L’evoluzione che ci ha dato la vita non contempla alcuna divinizzazione. Un termine quest’ultimo privo di senso in ambito evoluzionistico.
Qualche riga sopra abbiamo affermato di essere atei e a pagina 8 di Kos leggiamo cosa pensa di noi Verzé:
«Quelli che predicano l’ateismo, quasi feticcio pseudointellettuale, alla fin fine sono negatori di avere un padre e una madre che li ha generati, educati e mantenuti. È un assurdo libertinismo, una montatura intellettuale, come se io dicessi che non sono figlio di mio padre Emilio e di mia madre Lucilla, che io amo come pelle della mia pelle e ossa delle mie ossa. Negarlo è una perversione profondamente intellettuale, anzi è mancanza di intelletto, abbandono della ragione».

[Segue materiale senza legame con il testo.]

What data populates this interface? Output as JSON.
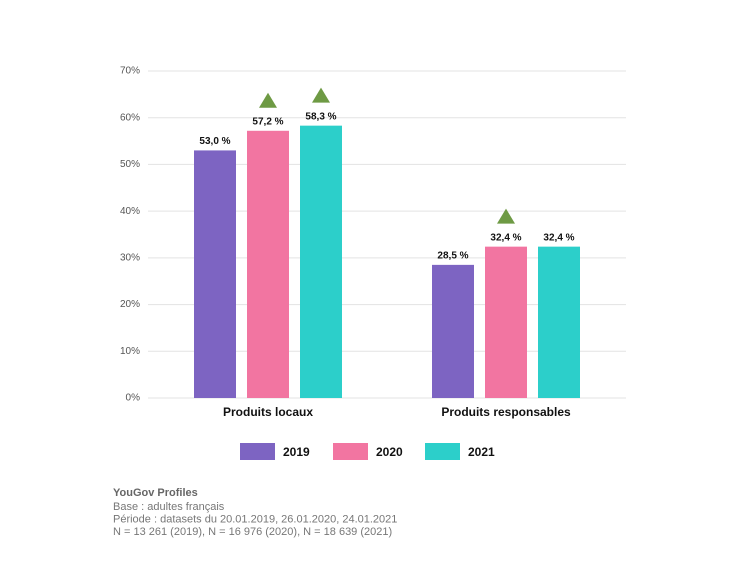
{
  "chart_data": {
    "type": "bar",
    "categories": [
      "Produits locaux",
      "Produits responsables"
    ],
    "series": [
      {
        "name": "2019",
        "color": "#7d64c2",
        "values": [
          53.0,
          28.5
        ],
        "value_labels": [
          "53,0 %",
          "28,5 %"
        ],
        "significant_increase": [
          false,
          false
        ]
      },
      {
        "name": "2020",
        "color": "#f275a1",
        "values": [
          57.2,
          32.4
        ],
        "value_labels": [
          "57,2 %",
          "32,4 %"
        ],
        "significant_increase": [
          true,
          true
        ]
      },
      {
        "name": "2021",
        "color": "#2ccfca",
        "values": [
          58.3,
          32.4
        ],
        "value_labels": [
          "58,3 %",
          "32,4 %"
        ],
        "significant_increase": [
          true,
          false
        ]
      }
    ],
    "marker_color": "#6e9a44",
    "ylim": [
      0,
      70
    ],
    "yticks": [
      {
        "value": 0,
        "label": "0%"
      },
      {
        "value": 10,
        "label": "10%"
      },
      {
        "value": 20,
        "label": "20%"
      },
      {
        "value": 30,
        "label": "30%"
      },
      {
        "value": 40,
        "label": "40%"
      },
      {
        "value": 50,
        "label": "50%"
      },
      {
        "value": 60,
        "label": "60%"
      },
      {
        "value": 70,
        "label": "70%"
      }
    ],
    "grid": true,
    "source_title": "YouGov Profiles",
    "source_lines": [
      "Base : adultes français",
      "Période : datasets du 20.01.2019, 26.01.2020, 24.01.2021",
      "N = 13 261 (2019), N = 16 976 (2020), N = 18 639 (2021)"
    ]
  }
}
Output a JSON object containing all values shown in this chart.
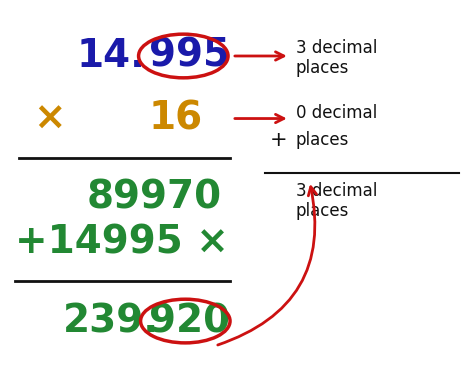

Ci ha sistemati! Siamo pervertiti, privi di intelletto e contrari alla ragione. Eppure anche noi abbiamo amato e amiamo i nostri genitori. Almeno così ci era sembrato sino a oggi.
Siamo arrivati a pagina 8, ma l’articolo di Verzé arriva a pagina 16. Noi non ce la facciamo ad arrivare alla fine. E ci fermiamo qui.
Come per gran parte di ciò che sta avvenendo nel nostro paese, anche questa cosa è grave ma non è seria (avrebbe detto Ennio Flaiano se non ricordiamo male).